Wilfong also said the key to a healthy diet is to have balance, variety and moderation. He said carbohydrates, fats and protein are all fine to consume, and people should not eliminate food or food groups because each represent different nutrients people need. He also said people should make sure to not intake too much of a certain nutrient while also making sure to not intake less than the minimum of it.
“Everything is ok. It’s fine to have some Oreos. It’s fine to have a Snickers bar. It’s fine to have a Big Mac over at McDonald’s as long as you’re moderate about it,” Wilfong said. “If you decide you want to have a burger once a week, it’s not a bad thing.”
He also said it is okay to celebrate national chip and dip day.
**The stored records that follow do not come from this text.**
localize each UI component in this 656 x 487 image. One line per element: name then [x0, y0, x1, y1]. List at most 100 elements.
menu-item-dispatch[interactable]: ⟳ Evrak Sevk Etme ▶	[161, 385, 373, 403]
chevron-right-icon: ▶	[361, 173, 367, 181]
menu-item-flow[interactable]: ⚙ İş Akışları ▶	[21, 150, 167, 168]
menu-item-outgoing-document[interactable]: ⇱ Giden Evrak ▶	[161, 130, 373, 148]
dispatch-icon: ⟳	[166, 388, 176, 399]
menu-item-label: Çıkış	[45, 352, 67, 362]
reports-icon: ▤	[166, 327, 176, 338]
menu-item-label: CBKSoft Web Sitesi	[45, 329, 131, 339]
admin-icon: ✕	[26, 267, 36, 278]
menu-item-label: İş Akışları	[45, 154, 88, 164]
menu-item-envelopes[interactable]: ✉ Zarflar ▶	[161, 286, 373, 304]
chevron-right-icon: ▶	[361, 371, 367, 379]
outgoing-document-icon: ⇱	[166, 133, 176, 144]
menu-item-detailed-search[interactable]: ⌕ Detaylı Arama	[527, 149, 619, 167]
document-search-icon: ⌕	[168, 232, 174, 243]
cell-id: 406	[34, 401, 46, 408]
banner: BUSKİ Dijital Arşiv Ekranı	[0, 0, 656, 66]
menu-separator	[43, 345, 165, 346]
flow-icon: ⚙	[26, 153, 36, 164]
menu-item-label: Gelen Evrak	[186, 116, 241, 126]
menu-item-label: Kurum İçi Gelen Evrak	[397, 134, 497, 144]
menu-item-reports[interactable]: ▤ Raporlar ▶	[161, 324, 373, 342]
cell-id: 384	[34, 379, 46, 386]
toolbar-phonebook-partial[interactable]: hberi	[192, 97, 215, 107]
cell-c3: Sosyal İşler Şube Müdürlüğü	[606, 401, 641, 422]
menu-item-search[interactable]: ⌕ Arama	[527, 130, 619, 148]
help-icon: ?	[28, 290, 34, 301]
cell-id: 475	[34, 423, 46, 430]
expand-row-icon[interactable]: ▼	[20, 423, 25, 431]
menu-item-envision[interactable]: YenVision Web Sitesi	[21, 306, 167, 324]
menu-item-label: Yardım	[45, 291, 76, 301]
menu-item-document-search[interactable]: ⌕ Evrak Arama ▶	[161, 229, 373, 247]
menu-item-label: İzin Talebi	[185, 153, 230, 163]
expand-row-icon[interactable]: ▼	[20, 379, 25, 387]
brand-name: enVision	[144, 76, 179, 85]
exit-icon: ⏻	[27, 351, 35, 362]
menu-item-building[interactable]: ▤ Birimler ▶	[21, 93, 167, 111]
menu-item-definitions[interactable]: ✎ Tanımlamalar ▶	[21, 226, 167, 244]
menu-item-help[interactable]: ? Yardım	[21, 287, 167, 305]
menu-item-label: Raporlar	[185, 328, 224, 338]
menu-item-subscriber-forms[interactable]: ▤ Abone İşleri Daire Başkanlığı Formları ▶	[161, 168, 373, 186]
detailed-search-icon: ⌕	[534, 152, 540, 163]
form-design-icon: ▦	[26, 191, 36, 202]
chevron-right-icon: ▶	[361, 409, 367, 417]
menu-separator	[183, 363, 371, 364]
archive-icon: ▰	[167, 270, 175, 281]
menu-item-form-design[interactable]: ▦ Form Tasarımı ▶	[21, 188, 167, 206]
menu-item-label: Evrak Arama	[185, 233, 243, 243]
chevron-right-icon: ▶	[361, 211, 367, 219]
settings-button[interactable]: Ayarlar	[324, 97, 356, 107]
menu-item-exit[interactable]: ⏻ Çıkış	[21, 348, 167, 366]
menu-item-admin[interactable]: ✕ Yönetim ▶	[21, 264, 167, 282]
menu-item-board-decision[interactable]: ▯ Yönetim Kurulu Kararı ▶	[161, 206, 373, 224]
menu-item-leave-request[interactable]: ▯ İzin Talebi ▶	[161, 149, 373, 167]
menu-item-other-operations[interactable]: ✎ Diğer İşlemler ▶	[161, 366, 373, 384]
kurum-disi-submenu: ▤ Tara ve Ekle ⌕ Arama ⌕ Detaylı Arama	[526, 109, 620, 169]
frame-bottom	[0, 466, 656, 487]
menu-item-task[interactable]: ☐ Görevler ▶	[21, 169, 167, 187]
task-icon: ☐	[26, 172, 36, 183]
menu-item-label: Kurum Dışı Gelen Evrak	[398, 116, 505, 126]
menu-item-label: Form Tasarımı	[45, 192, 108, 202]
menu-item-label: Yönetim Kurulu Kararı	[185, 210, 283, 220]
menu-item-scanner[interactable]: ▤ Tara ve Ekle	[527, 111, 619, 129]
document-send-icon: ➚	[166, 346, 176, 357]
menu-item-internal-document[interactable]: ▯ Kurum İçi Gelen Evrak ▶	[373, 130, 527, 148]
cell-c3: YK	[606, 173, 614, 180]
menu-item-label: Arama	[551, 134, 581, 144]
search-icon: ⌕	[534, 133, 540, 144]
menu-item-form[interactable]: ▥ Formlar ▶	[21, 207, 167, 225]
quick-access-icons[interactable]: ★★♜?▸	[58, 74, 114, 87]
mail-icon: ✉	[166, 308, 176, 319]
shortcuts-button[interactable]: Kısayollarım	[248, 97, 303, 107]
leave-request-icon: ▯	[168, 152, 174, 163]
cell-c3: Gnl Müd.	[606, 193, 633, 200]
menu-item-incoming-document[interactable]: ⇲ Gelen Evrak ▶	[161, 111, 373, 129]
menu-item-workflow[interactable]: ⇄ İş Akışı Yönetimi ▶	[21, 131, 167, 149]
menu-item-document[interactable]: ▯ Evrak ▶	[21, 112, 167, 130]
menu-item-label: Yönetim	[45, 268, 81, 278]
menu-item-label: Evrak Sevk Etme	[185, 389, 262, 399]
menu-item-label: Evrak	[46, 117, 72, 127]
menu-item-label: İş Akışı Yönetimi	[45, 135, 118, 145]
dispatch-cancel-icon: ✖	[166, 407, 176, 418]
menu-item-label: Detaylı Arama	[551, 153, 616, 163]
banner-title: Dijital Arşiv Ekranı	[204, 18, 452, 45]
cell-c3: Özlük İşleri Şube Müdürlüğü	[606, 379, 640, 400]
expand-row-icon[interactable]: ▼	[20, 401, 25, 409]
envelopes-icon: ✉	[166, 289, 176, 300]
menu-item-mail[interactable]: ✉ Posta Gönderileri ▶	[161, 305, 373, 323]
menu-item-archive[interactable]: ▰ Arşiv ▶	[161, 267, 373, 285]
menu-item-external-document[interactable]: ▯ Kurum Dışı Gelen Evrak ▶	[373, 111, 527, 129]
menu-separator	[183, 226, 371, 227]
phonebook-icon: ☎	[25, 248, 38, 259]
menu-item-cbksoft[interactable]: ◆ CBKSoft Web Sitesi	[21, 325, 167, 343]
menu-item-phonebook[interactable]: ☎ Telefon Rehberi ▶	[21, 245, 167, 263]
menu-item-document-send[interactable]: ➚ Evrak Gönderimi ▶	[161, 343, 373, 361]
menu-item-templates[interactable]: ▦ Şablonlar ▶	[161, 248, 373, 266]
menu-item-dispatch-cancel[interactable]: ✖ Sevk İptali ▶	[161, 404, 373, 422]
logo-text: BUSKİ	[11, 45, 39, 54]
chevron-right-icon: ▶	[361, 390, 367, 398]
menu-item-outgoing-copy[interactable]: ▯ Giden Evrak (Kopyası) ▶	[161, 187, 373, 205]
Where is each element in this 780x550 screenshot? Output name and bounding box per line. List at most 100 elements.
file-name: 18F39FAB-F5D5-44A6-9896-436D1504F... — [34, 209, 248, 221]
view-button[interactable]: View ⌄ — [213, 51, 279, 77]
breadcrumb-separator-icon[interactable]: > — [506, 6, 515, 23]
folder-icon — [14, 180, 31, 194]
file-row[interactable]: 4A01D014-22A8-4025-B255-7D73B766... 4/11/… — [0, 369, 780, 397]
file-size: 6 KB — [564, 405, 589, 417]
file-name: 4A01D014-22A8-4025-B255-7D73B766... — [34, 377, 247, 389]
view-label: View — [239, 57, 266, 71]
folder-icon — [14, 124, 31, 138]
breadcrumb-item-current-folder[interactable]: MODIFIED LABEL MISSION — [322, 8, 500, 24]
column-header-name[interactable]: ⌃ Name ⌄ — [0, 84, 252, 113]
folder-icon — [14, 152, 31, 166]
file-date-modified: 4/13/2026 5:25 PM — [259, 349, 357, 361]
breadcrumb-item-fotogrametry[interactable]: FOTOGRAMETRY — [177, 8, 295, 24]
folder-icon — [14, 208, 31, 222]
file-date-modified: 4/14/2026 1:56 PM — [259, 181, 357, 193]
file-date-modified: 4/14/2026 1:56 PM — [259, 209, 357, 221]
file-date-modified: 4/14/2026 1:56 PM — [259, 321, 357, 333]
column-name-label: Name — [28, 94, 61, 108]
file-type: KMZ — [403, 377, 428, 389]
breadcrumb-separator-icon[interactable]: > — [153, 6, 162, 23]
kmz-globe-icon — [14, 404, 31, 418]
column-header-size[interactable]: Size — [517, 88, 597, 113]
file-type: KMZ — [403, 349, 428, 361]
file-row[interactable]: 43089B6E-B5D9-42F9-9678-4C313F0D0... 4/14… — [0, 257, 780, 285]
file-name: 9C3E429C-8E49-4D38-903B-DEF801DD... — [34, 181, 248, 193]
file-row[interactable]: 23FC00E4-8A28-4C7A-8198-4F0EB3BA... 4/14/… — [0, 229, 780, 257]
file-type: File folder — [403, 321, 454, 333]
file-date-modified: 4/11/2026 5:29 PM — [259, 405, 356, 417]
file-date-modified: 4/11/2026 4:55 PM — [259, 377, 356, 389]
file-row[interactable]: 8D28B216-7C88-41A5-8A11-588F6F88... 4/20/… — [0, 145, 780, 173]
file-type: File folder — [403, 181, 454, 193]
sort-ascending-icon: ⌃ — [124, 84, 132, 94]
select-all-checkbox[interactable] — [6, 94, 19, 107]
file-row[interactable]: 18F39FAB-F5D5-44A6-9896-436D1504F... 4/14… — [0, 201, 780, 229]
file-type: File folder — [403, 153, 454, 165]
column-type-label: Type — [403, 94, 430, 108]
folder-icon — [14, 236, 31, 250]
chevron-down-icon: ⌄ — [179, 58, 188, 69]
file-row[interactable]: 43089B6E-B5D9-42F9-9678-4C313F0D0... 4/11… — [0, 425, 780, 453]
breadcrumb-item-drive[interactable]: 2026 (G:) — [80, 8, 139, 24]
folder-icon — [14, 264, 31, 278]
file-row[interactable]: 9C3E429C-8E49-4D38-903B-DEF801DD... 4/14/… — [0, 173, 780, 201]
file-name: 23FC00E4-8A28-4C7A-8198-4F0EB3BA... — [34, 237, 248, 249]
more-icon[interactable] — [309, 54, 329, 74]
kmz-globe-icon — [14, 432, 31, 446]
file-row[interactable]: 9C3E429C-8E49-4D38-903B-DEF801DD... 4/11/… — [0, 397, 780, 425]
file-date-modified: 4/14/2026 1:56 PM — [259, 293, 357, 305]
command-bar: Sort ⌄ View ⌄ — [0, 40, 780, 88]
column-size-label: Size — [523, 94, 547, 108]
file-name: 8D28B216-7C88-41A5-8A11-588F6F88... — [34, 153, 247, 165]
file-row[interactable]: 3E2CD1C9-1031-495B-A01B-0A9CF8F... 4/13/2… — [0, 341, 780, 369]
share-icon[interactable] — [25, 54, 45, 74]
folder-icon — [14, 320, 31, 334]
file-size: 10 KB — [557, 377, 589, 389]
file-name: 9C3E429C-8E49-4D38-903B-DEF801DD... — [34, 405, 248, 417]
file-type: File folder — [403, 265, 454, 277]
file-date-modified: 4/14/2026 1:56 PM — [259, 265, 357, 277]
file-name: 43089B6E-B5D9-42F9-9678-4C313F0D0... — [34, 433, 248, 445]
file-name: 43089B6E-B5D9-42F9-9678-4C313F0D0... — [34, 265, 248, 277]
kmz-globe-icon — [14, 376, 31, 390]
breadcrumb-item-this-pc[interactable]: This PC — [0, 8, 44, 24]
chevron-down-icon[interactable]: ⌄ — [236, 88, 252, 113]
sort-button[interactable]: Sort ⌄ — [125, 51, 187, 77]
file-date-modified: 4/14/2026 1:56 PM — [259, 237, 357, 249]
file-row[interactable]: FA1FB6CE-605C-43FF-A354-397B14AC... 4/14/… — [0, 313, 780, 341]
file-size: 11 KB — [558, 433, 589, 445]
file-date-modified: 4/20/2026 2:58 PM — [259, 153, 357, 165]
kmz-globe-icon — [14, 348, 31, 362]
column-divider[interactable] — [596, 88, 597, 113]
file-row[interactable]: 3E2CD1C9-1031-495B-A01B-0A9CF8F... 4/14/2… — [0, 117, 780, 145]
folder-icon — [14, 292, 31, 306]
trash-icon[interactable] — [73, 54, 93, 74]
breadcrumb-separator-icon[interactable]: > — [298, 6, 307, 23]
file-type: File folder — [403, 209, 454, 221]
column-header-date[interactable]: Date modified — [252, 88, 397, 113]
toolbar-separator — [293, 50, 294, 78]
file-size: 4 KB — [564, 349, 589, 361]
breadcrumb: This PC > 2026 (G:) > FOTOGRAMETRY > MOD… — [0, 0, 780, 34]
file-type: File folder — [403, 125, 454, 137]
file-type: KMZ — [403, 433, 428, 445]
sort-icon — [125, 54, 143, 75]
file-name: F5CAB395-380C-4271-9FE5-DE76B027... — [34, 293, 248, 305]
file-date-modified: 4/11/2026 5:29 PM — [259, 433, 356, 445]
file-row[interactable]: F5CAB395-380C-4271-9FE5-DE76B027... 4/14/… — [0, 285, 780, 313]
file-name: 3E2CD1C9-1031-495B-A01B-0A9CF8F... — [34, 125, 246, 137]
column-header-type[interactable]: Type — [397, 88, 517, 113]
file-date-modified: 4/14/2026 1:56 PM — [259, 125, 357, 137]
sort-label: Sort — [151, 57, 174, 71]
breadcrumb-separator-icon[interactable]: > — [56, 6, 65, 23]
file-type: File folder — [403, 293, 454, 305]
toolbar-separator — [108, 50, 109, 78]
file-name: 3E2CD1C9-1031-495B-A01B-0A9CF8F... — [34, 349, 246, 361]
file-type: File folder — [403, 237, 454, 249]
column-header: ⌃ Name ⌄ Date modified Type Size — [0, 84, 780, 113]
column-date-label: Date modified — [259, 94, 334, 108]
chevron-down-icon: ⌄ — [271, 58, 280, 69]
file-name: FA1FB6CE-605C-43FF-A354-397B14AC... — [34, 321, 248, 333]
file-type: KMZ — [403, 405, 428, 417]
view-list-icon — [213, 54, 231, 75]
However, there are also healthier alternatives to still participate in the festivities of the holiday.
“If you’re going to have some chips and dip and you’re going to have some that are notoriously problematic that are loaded with sodium, [there are] a couple of great options,” Wilfong said.
First, Wilfong said to prepare dips yourself from online recipes to avoid excess sodium in ready-made dips. He also said to replace sour cream with yogurt for creamy dips.
“You get more protein in it and you use significantly less fat,” Wilfong said.
Honors program and advisement coordinator Diane Haun, who is also part of the Baylor Weight Watchers group, uses a recipe that calls for non-flavored, non-fat greek yogurt with ranch dip mix.
“You mix it up and it makes an excellent dip.” Haun said. “It has less calories and it carries a lot of protein with it.”
A second alternative for dip, Wilfong said, is making fresh, bean-based dips; Hummus is one example.
“We’re not getting enough fiber. We’re not getting enough potassium in our diets,” Wilfong said. “And beans happen to be good sources of both.”
Wilfong said a third option is eating a vegetable-based dip. He said fresh salsa fresca or pico de gallo with onions, tomatoes and peppers are a couple of examples.
“That’s all fantastic,” Wilfong said. “Different colors are in it, and every color is associated with a different group of nutrients and a different group of phytochemicals.”
For chips, Wilfong said to replace them with vegetables for dips like hummus, or even fruit for yogurt-based dips.
“If you really just like the crisp and crunch of chips, opt for the baked ones,” Wilfong said.
Wilfong said eating chips and dip is ok, but to limit the sodium, saturated-fat and calories while maximizing nutrients like potassium and fiber. He also said to remember to read the nutrient labels and to remember moderation.